LANGSA | mediaaceh.co.id – Wali Kota dan Wakil Wali Kota Langsa terpilih, Jeffry Sentana – M. Haikal, hingga kini masih menunggu kejelasan pelantikan.
Seharusnya, proses ini berjalan mulus sesuai Undang-Undang Pemerintahan Aceh (UUPA), bukan malah tersandera oleh kekacauan di DPRK Langsa yang kehilangan arah sejak dilantik pada 2 Oktober 2024.
Dinamika politik di DPRK Langsa justru lebih mirip panggung sandiwara. Alih-alih membahas kepentingan rakyat, mereka lebih sibuk bernegosiasi kursi kekuasaan.
Pemicunya adalah kegagalan pengesahan Tata Tertib (Tatib) DPRK Langsa, yang membuat Alat Kelengkapan Dewan (AKD) tak bisa terbentuk.

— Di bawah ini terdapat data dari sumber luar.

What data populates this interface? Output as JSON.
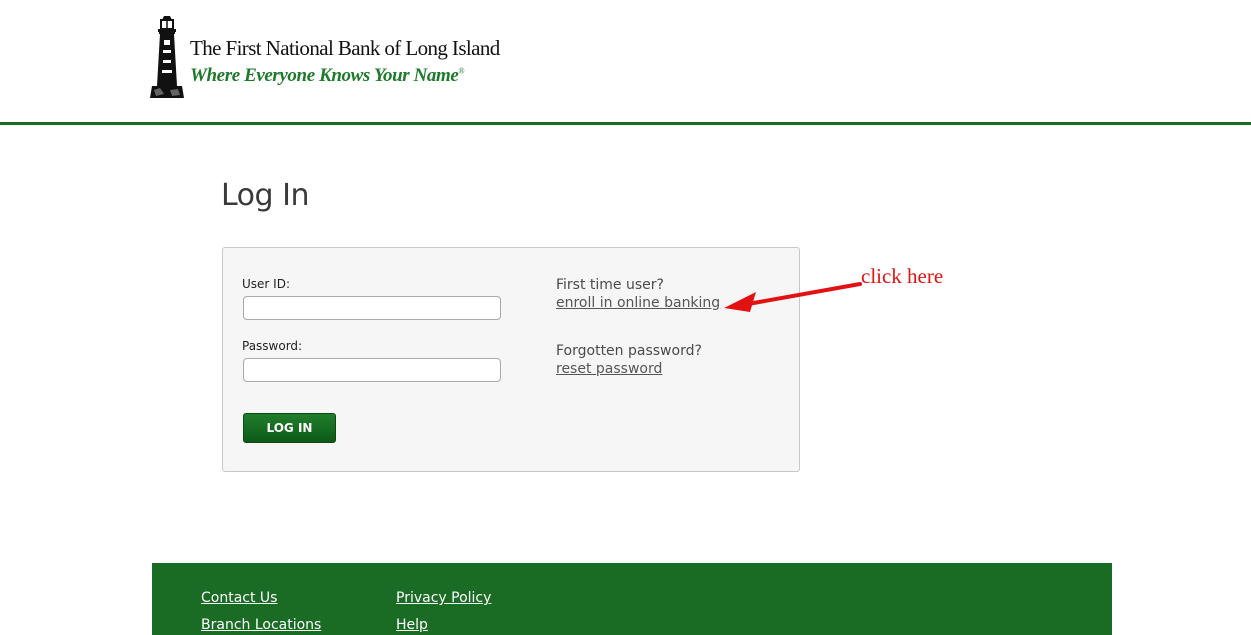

Rapat paripurna pembentukan AKD yang digelar pada Senin, 24 Maret 2025 pun berakhir tanpa hasil.
Fraksi-fraksi justru terlibat perang urat saraf demi kepentingan masing-masing.
Ini bukan sekadar soal administrasi, tetapi manuver politik brutal yang menghambat jalannya pemerintahan.
Dualisme Tatib dan Keserakahan Melvita Sari
Kisruh ini bermula dari pelantikan anggota DPRK Langsa periode 2024-2029. Sejak itu, parlemen ini seperti kehilangan arah.
Penyebab utamanya adalah terhambatnya pengesahan Tatib DPRK, yang seharusnya menjadi dasar kerja legislatif.
Pada 7 November 2024, Tim Perumus sebenarnya telah menyelesaikan rancangan Tatib dan menyerahkannya kepada Ketua DPRK, Melvita Sari.
Namun, alih-alih memprosesnya sesuai prosedur, Melvita justru diduga mengubah isi rancangan tersebut tanpa koordinasi dengan Tim Perumus sebelum mengirimkannya ke Pemerintah Aceh.
Akibatnya, terjadi dualisme pengajuan rancangan Tatib pada 12 November 2024: Wakil Ketua I DPRK Langsa, Burhansyah, mengirimkan rancangan Tatib hasil Tim Perumus ke Pemerintah Aceh.
Dan 13 November 2024: Ketua DPRK Langsa, Melvita Sari, mengirimkan rancangan versinya sendiri, yang diduga telah dimodifikasi sesuai kepentingan politiknya.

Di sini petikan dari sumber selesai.